Les poissons à consommer sans modération : Riches en protéines et en phosphore, ils peuvent se cuisiner de différentes manières : grillés, cuits au four en papillote, froids ou en terrine... Les conserves comme les sardines à l'huile sont riches en calcium. Le thon en boîte est délicieux dans une salade composée. Les moules contiennent de grandes quantités d'oligo-éléments.
La viande en quantités raisonnables : Manger de la viande trois fois par semaine est suffisant pour faire le plein de fer et d'acides aminés. Moins chères que la viande rouge, les volailles sont tout aussi nutritives. L'escalope de dinde, peu grasse, est très riche en protéines. Le porc apporte de la vitamine B1. Les abats sont gorgés de fer, de zinc et de vitamines A et B.
Les produits laitiers : Ils sont à plébisciter, ils sont riches en calcium, protéines et vitamines, les produits laitiers sont nécessaires à tous les âges de la vie.

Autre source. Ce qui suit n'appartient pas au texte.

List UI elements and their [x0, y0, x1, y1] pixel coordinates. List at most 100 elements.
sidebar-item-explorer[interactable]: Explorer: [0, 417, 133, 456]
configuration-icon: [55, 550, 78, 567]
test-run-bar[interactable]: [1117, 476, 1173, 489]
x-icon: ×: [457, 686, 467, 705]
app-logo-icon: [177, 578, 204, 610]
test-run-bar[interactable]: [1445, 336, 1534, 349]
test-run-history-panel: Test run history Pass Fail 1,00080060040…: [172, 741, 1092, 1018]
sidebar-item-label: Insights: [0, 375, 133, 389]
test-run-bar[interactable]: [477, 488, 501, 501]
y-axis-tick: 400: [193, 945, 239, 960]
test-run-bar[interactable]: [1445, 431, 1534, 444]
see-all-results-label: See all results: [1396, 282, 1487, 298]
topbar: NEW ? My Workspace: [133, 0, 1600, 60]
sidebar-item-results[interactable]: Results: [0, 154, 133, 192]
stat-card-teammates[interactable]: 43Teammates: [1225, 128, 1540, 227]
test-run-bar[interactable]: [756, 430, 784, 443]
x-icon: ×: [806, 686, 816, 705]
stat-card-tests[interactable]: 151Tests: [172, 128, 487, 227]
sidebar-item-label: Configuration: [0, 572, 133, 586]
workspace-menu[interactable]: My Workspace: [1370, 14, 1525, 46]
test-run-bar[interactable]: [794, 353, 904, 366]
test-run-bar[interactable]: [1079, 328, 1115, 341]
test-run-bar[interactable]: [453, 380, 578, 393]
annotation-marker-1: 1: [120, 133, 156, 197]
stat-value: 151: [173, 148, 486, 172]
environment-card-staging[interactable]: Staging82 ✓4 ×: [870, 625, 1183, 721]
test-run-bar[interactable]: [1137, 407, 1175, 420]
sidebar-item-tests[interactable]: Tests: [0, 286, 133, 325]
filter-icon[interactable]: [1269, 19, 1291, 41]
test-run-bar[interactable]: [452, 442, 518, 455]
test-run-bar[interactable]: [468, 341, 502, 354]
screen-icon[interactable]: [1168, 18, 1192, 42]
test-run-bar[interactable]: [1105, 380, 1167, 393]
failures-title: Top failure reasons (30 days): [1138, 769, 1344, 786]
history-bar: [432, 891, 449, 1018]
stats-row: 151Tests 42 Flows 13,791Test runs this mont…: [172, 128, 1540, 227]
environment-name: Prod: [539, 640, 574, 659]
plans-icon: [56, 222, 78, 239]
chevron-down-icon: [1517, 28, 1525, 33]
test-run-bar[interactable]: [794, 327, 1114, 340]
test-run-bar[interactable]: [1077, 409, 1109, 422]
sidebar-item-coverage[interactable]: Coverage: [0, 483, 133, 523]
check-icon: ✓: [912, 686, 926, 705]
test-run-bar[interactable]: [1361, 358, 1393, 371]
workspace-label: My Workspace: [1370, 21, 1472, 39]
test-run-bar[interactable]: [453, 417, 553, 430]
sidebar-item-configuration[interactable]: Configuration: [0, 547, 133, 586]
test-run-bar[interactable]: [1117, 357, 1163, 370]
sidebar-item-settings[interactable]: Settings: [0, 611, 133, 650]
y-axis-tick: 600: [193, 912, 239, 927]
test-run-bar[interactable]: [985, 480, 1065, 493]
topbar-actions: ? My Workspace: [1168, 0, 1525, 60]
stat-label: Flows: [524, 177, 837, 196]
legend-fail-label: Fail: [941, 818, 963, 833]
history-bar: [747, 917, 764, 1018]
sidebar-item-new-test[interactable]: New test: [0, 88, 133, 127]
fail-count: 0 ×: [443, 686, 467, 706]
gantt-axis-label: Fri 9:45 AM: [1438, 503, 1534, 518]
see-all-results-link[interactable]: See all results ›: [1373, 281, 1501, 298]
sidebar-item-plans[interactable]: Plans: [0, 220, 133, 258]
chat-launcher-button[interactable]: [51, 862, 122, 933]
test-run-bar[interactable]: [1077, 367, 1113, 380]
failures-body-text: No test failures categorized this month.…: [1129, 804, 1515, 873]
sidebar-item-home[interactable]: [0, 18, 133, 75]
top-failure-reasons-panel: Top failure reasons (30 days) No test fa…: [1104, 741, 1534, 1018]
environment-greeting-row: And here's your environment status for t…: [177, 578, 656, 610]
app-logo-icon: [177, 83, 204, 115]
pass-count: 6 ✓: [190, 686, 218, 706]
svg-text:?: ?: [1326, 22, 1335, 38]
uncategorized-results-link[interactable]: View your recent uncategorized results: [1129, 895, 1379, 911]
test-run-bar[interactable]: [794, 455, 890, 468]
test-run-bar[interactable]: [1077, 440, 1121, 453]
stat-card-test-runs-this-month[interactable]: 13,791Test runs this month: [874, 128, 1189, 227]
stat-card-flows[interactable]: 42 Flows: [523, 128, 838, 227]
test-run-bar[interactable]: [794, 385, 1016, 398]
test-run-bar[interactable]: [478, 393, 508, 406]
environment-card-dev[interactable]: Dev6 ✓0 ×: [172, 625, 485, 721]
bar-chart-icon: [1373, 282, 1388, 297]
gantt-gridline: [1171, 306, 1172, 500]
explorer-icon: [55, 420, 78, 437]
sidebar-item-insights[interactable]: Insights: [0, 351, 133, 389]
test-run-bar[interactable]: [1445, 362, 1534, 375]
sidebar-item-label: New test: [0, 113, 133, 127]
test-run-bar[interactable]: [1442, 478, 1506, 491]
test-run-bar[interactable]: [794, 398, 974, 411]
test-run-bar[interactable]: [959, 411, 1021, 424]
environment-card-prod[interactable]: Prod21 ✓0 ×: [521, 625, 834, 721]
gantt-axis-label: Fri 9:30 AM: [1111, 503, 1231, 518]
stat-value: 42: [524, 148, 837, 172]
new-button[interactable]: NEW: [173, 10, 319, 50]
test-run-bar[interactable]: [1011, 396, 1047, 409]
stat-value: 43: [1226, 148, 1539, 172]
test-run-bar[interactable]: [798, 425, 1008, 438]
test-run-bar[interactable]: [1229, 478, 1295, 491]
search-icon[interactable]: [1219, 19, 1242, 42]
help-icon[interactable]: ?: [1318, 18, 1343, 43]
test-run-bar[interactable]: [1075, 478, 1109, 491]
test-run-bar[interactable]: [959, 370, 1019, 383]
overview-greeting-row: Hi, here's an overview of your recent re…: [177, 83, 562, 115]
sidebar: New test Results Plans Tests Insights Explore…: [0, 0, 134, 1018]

Les fromages contiennent du calcium. Avec plus de 400 variétés en France, vous n'avez que l'embarras du choix. Les fromages blancs et les petits-suisses contiennent plus d'eau que les fromages affinés et donc moins de protéines, de lipides et de calcium. Les yaourts bifidus, constituants de notre flore colique, sont préconisés pour régulariser le transit intestinal car ils s'opposent dans notre intestin à la prolifération de germes toxiques. En effet, ils produisent des substances ayant des propriétés antibiotiques.
Les féculents : une source de bienfaits
Seuls aliments à apporter des sucres complexes rassasiants, les féculents regorgent de sels minéraux, de vitamine B1 et de fibres régulatrices du transit. Ils fournissent de l'énergie sans faire grossir et devraient figurer une fois par jour au menu. Le pain complet, riche en fibres, est aussi indispensable à l'organisme.
Œufs, beurre et huile : à ne pas négliger
Les protéines de l'œuf contiennent des acides aminés vitaux pour votre organisme.

 

L'huile de colza, peu onéreuse, est de loin la plus équilibrée sur le plan nutritionnel. Le beurre, à forte teneur en vitamine A, est excellent pour la santé, donc pour la beauté.

La soupe : Riche en fibres, vitamines et oligo-éléments, la soupe a d'excellentes qualités nutritionnelles. Quand on commence son repas par une assiette de soupe, on mange moins et de ce fait on perd du poids en douceur sans se rendre malade. Pour peu qu'on y ajoute des céréales, de la viande, des œufs ou du fromage, la soupe devient alors un plat complet à elle seule.
 

 

Pour que votre soupe soit la meilleure possible :
• N'épluchez jamais vos légumes à l'avance et ne les laissez jamais tremper dans l'eau.
• Ne faites pas cuire votre soupe trop longtemps afin qu'elle conserve ses vitamines.
• Consommez-la dans les 24 heures qui suivent ou congelez-la aussitôt.
Si vous faites partie des femmes pressées, vous pouvez utiliser les légumes en conserves ou surgelés. Les potages industriels, eux, ne cessent de s'améliorer et de se diversifier. Déshydratées, instantanées ou à cuire, soupes en boîte, en bouteille ou en brique, vous n'avez que l'embarras du choix. Ajoutez-y votre touche personnelle avec un peu de crème, d'huile d'olive, de cerfeuil, basilic, coriandre ou persil pour en rehausser le goût.